ABSTRACT: Amyloid fibrils are insoluble, non-crystalline protein aggregates that are commonly associated with many diseases, such as Alzheimer's Disease (AD), Cerebral Amyloid Angiopathy (CAA), and Type II Diabetes. Amyloid fibrils exhibit structural polymorphism, which can influence their toxicity, how they grow, and propagate. Investigating how different fibril polymorphs aberrantly interact with their local biological environment is critical to understanding the clinical variations of diseases observed in patients. Unfortunately, investigating this is challenging, as there is a lack of biophysical methods to monitor the structure and dynamics of fibrils in their native biological environments. Here, we discuss our group’s work in addressing this problem. We are developing characterization methods using Raman microscopy to quantitatively assess the molecular-level structure of fibrils. For example, we recently developed methods to measure important dihedral and bond orientation angles in fibrils. To determine the molecular-level structure of different polymorphs, we use these angular measurements as experimental constraints in molecular dynamics simulations. The resulting simulations from the production runs yield an ensemble of structures that are consistent with the experimental Raman data. We are working towards translating some of our methodologies towards Raman imaging applications to quantitively assess amyloid fibril structures found in plaques from brain tissue of AD and CAA patients.
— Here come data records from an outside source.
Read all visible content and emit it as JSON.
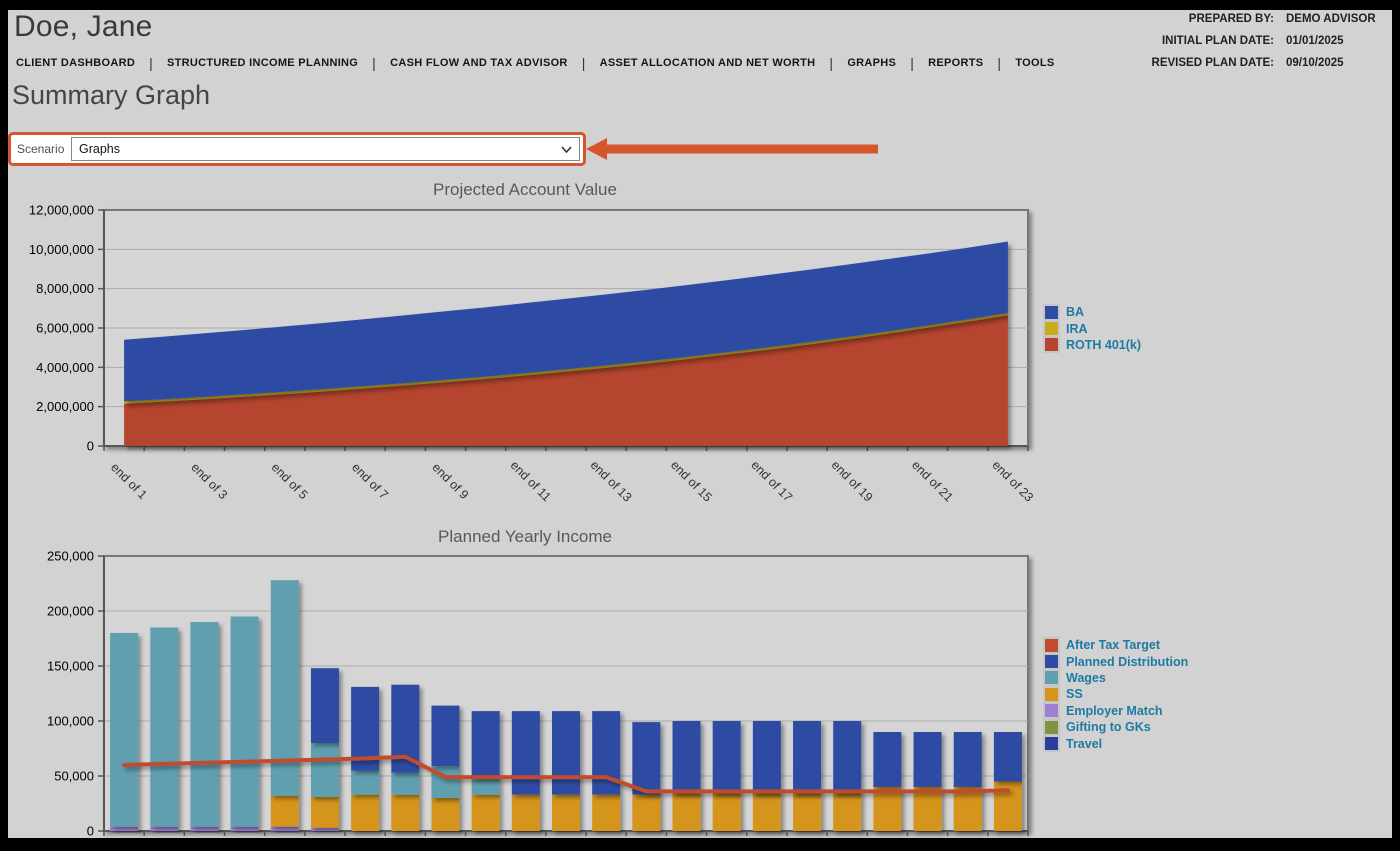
{
  "colors": {
    "page_bg": "#d2d2d2",
    "frame": "#000000",
    "accent_highlight": "#d6552c",
    "legend_text": "#1e7aa3"
  },
  "header": {
    "client_name": "Doe, Jane",
    "meta": [
      {
        "label": "PREPARED BY:",
        "value": "DEMO ADVISOR"
      },
      {
        "label": "INITIAL PLAN DATE:",
        "value": "01/01/2025"
      },
      {
        "label": "REVISED PLAN DATE:",
        "value": "09/10/2025"
      }
    ]
  },
  "nav": {
    "items": [
      "CLIENT DASHBOARD",
      "STRUCTURED INCOME PLANNING",
      "CASH FLOW AND TAX ADVISOR",
      "ASSET ALLOCATION AND NET WORTH",
      "GRAPHS",
      "REPORTS",
      "TOOLS"
    ]
  },
  "page_title": "Summary Graph",
  "scenario": {
    "label": "Scenario",
    "selected": "Graphs",
    "options": [
      "Graphs"
    ],
    "highlight_color": "#d6552c"
  },
  "icons": {
    "scenario_dropdown": "chevron-down-icon",
    "annotation": "arrow-pointing-left-icon"
  },
  "chart_data": [
    {
      "type": "area",
      "stacked": true,
      "title": "Projected Account Value",
      "categories": [
        1,
        2,
        3,
        4,
        5,
        6,
        7,
        8,
        9,
        10,
        11,
        12,
        13,
        14,
        15,
        16,
        17,
        18,
        19,
        20,
        21,
        22,
        23
      ],
      "x_tick_labels": [
        "end of 1",
        "end of 3",
        "end of 5",
        "end of 7",
        "end of 9",
        "end of 11",
        "end of 13",
        "end of 15",
        "end of 17",
        "end of 19",
        "end of 21",
        "end of 23"
      ],
      "ylim": [
        0,
        12000000
      ],
      "ytick_step": 2000000,
      "grid": true,
      "legend_position": "right",
      "series": [
        {
          "name": "ROTH 401(k)",
          "color": "#b5452f",
          "values": [
            2150000,
            2260000,
            2380000,
            2510000,
            2640000,
            2780000,
            2930000,
            3080000,
            3240000,
            3410000,
            3590000,
            3780000,
            3980000,
            4190000,
            4410000,
            4650000,
            4890000,
            5150000,
            5420000,
            5710000,
            6010000,
            6320000,
            6650000
          ]
        },
        {
          "name": "IRA",
          "color": "#c6ac1e",
          "values": [
            120000,
            120000,
            120000,
            120000,
            120000,
            120000,
            120000,
            120000,
            120000,
            120000,
            120000,
            120000,
            120000,
            120000,
            120000,
            120000,
            120000,
            120000,
            120000,
            120000,
            120000,
            120000,
            120000
          ]
        },
        {
          "name": "BA",
          "color": "#2e4ca4",
          "values": [
            3130000,
            3180000,
            3230000,
            3270000,
            3320000,
            3360000,
            3400000,
            3450000,
            3490000,
            3520000,
            3560000,
            3590000,
            3610000,
            3630000,
            3650000,
            3660000,
            3680000,
            3680000,
            3680000,
            3670000,
            3650000,
            3640000,
            3630000
          ]
        }
      ],
      "legend": [
        {
          "name": "BA",
          "color": "#2e4ca4"
        },
        {
          "name": "IRA",
          "color": "#c6ac1e"
        },
        {
          "name": "ROTH 401(k)",
          "color": "#b5452f"
        }
      ]
    },
    {
      "type": "bar",
      "stacked": true,
      "title": "Planned Yearly Income",
      "categories": [
        1,
        2,
        3,
        4,
        5,
        6,
        7,
        8,
        9,
        10,
        11,
        12,
        13,
        14,
        15,
        16,
        17,
        18,
        19,
        20,
        21,
        22,
        23
      ],
      "ylim": [
        0,
        250000
      ],
      "ytick_step": 50000,
      "grid": true,
      "legend_position": "right",
      "bar_series": [
        {
          "name": "Employer Match",
          "color": "#9d80d4",
          "values": [
            4000,
            4000,
            4000,
            4000,
            4000,
            3000,
            0,
            0,
            0,
            0,
            0,
            0,
            0,
            0,
            0,
            0,
            0,
            0,
            0,
            0,
            0,
            0,
            0
          ]
        },
        {
          "name": "SS",
          "color": "#d5941c",
          "values": [
            0,
            0,
            0,
            0,
            28000,
            28000,
            33000,
            33000,
            30000,
            33000,
            33000,
            33000,
            33000,
            33000,
            34000,
            34000,
            34000,
            34000,
            34000,
            40000,
            40000,
            40000,
            45000
          ]
        },
        {
          "name": "Wages",
          "color": "#5f9fb0",
          "values": [
            176000,
            181000,
            186000,
            191000,
            196000,
            49000,
            22000,
            20000,
            29000,
            15000,
            0,
            0,
            0,
            0,
            0,
            0,
            0,
            0,
            0,
            0,
            0,
            0,
            0
          ]
        },
        {
          "name": "Planned Distribution",
          "color": "#2e4ca4",
          "values": [
            0,
            0,
            0,
            0,
            0,
            68000,
            76000,
            80000,
            55000,
            61000,
            76000,
            76000,
            76000,
            66000,
            66000,
            66000,
            66000,
            66000,
            66000,
            50000,
            50000,
            50000,
            45000
          ]
        },
        {
          "name": "Gifting to GKs",
          "color": "#7e9442",
          "values": [
            0,
            0,
            0,
            0,
            0,
            0,
            0,
            0,
            0,
            0,
            0,
            0,
            0,
            0,
            0,
            0,
            0,
            0,
            0,
            0,
            0,
            0,
            0
          ]
        },
        {
          "name": "Travel",
          "color": "#2b3ea0",
          "values": [
            0,
            0,
            0,
            0,
            0,
            0,
            0,
            0,
            0,
            0,
            0,
            0,
            0,
            0,
            0,
            0,
            0,
            0,
            0,
            0,
            0,
            0,
            0
          ]
        }
      ],
      "line_series": {
        "name": "After Tax Target",
        "color": "#c24b2e",
        "values": [
          60000,
          61000,
          62000,
          63000,
          64000,
          65000,
          66000,
          67500,
          49000,
          49000,
          49000,
          49000,
          49000,
          36000,
          36000,
          36000,
          36000,
          36000,
          36000,
          36000,
          36000,
          36000,
          37000
        ]
      },
      "legend": [
        {
          "name": "After Tax Target",
          "color": "#c24b2e"
        },
        {
          "name": "Planned Distribution",
          "color": "#2e4ca4"
        },
        {
          "name": "Wages",
          "color": "#5f9fb0"
        },
        {
          "name": "SS",
          "color": "#d5941c"
        },
        {
          "name": "Employer Match",
          "color": "#9d80d4"
        },
        {
          "name": "Gifting to GKs",
          "color": "#7e9442"
        },
        {
          "name": "Travel",
          "color": "#2b3ea0"
        }
      ]
    }
  ]
}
BIO: David Punihaole received both his B.S. in Molecular Biology and Ph.D. in Molecular Biophysics and Structural Biology from the University of Pittsburgh. He performed his graduate studies under Sanford Asher developing UV Resonance Raman spectroscopy techniques to characterize protein aggregates associated with Huntington’s Disease. He then performed his postdoctoral studies under Renee Frontiera at the University of Minnesota, where he pioneered Raman chemical imaging and super-resolution techniques. In 2018, he was the only postdoctoral researcher in chemistry or physics selected by the National Academy of Sciences to be awarded a Ford Foundation Postdoctoral Fellowship. He is currently an Assistant Professor of Chemistry at the University of Vermont. In 2023, he became a Research Project Leader at the Vermont Center for Cardiovascular and Brain Health (VCCBH), an NIH-funded Center of Biomedical Research Excellence (COBRE). His research lies at the intersection of analytical and physical chemistry, as well as biophysics, materials science, and neuroscience. His research group is focused on developing chemical imaging tools that utilize Raman spectroscopy to directly visualize the molecular-level structural dynamics and non-covalent interactions of molecules in living cells. His group is interested in using this novel imaging technology to investigate protein folding regulatory mechanisms, understand the structural basis of amyloid fibril toxicity in neurodegenerative disorders such as Alzheimer’s Disease, and to establish structure-activity relationships of polymer- and lipid-based nanoparticle delivery vehicles used to transport drugs and therapeutic nucleic acids in gene/cancer therapies.